= Francesca Chiaromonte =

Italian statistician

Francesca Chiaromonte is an Italian statistician known for her work on statistical genetics and dimensionality reduction. She works at Pennsylvania State University as the Dorothy Foehr Huck and J. Lloyd Huck Chair in Statistics for the Life Sciences, professor of statistics, and director of the Genome Sciences Institute, and in the Institute of Economics of the Sant'Anna School of Advanced Studies in Italy as the scientific coordinator for Economics and Management in the era of Data Science.

==Education and career==
Chiaromonte earned a laurea in statistics and economist from the Sapienza University of Rome. She completed her Ph.D. in 1996 at the University of Minnesota; her dissertation, A Reduction Paradigm for Multivariate Laws, was supervised by R. Dennis Cook.

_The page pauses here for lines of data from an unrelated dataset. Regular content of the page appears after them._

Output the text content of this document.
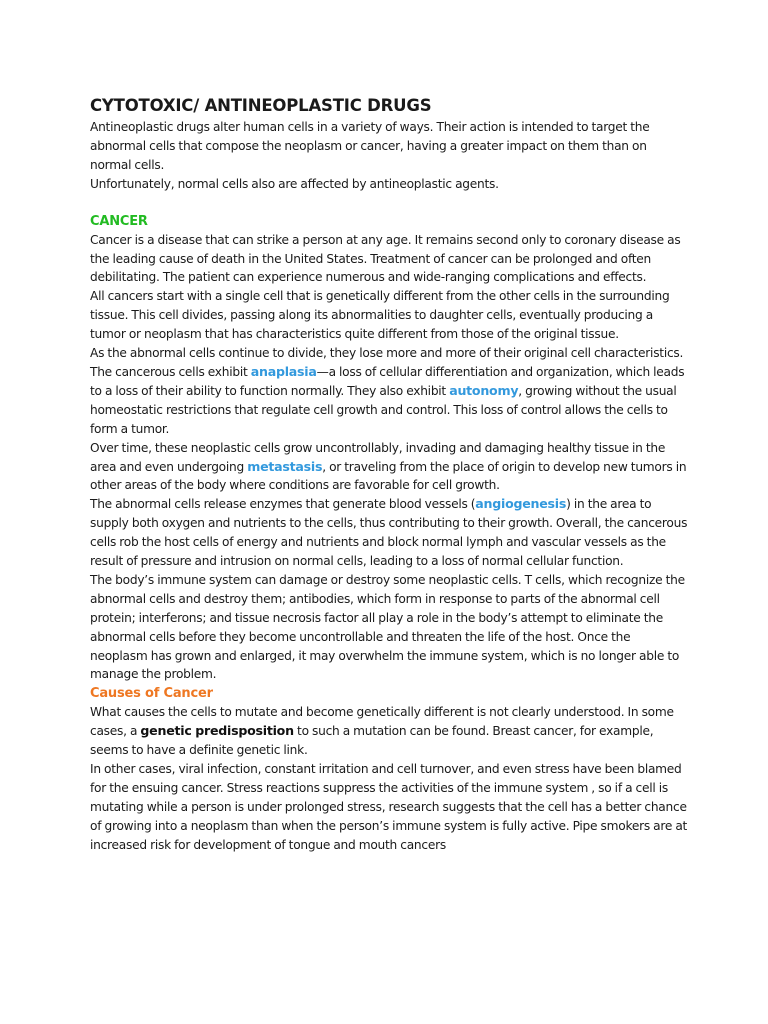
CYTOTOXIC/ ANTINEOPLASTIC DRUGS

Antineoplastic drugs alter human cells in a variety of ways. Their action is intended to target the abnormal cells that compose the neoplasm or cancer, having a greater impact on them than on normal cells.

Unfortunately, normal cells also are affected by antineoplastic agents.

CANCER

Cancer is a disease that can strike a person at any age. It remains second only to coronary disease as the leading cause of death in the United States. Treatment of cancer can be prolonged and often debilitating. The patient can experience numerous and wide-ranging complications and effects.

All cancers start with a single cell that is genetically different from the other cells in the surrounding tissue. This cell divides, passing along its abnormalities to daughter cells, eventually producing a tumor or neoplasm that has characteristics quite different from those of the original tissue.

As the abnormal cells continue to divide, they lose more and more of their original cell characteristics. The cancerous cells exhibit anaplasia—a loss of cellular differentiation and organization, which leads to a loss of their ability to function normally. They also exhibit autonomy, growing without the usual homeostatic restrictions that regulate cell growth and control. This loss of control allows the cells to form a tumor.

Over time, these neoplastic cells grow uncontrollably, invading and damaging healthy tissue in the area and even undergoing metastasis, or traveling from the place of origin to develop new tumors in other areas of the body where conditions are favorable for cell growth.

The abnormal cells release enzymes that generate blood vessels (angiogenesis) in the area to supply both oxygen and nutrients to the cells, thus contributing to their growth. Overall, the cancerous cells rob the host cells of energy and nutrients and block normal lymph and vascular vessels as the result of pressure and intrusion on normal cells, leading to a loss of normal cellular function.

The body’s immune system can damage or destroy some neoplastic cells. T cells, which recognize the abnormal cells and destroy them; antibodies, which form in response to parts of the abnormal cell protein; interferons; and tissue necrosis factor all play a role in the body’s attempt to eliminate the abnormal cells before they become uncontrollable and threaten the life of the host. Once the neoplasm has grown and enlarged, it may overwhelm the immune system, which is no longer able to manage the problem.

Causes of Cancer

What causes the cells to mutate and become genetically different is not clearly understood. In some cases, a genetic predisposition to such a mutation can be found. Breast cancer, for example, seems to have a definite genetic link.

In other cases, viral infection, constant irritation and cell turnover, and even stress have been blamed for the ensuing cancer. Stress reactions suppress the activities of the immune system , so if a cell is mutating while a person is under prolonged stress, research suggests that the cell has a better chance of growing into a neoplasm than when the person’s immune system is fully active. Pipe smokers are at increased risk for development of tongue and mouth cancers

She became an assistant professor of statistics at the Pennsylvania State University in 1998.

==Recognition==
In 2016, Chiaromonte was elected as a Fellow of the American Statistical Association "for outstanding collaborative work in high-throughput biology, contributions to methodology in statistics and bioinformatics, commitment to interdisciplinary research, and leadership in developing training programs at the interface of statistics, computation and the life sciences". She was given the Huck Chair in 2019. She was named to the 2022 class of Fellows of the Institute of Mathematical Statistics, for "outstanding contributions to methodology for the analysis of large, complex and structured data, in particular to the fields of sufficient dimension reduction and envelope model, for outstanding interdisciplinary work in the “Omics” and in the biomedical sciences, and for leadership in interdisciplinary training and mentoring efforts".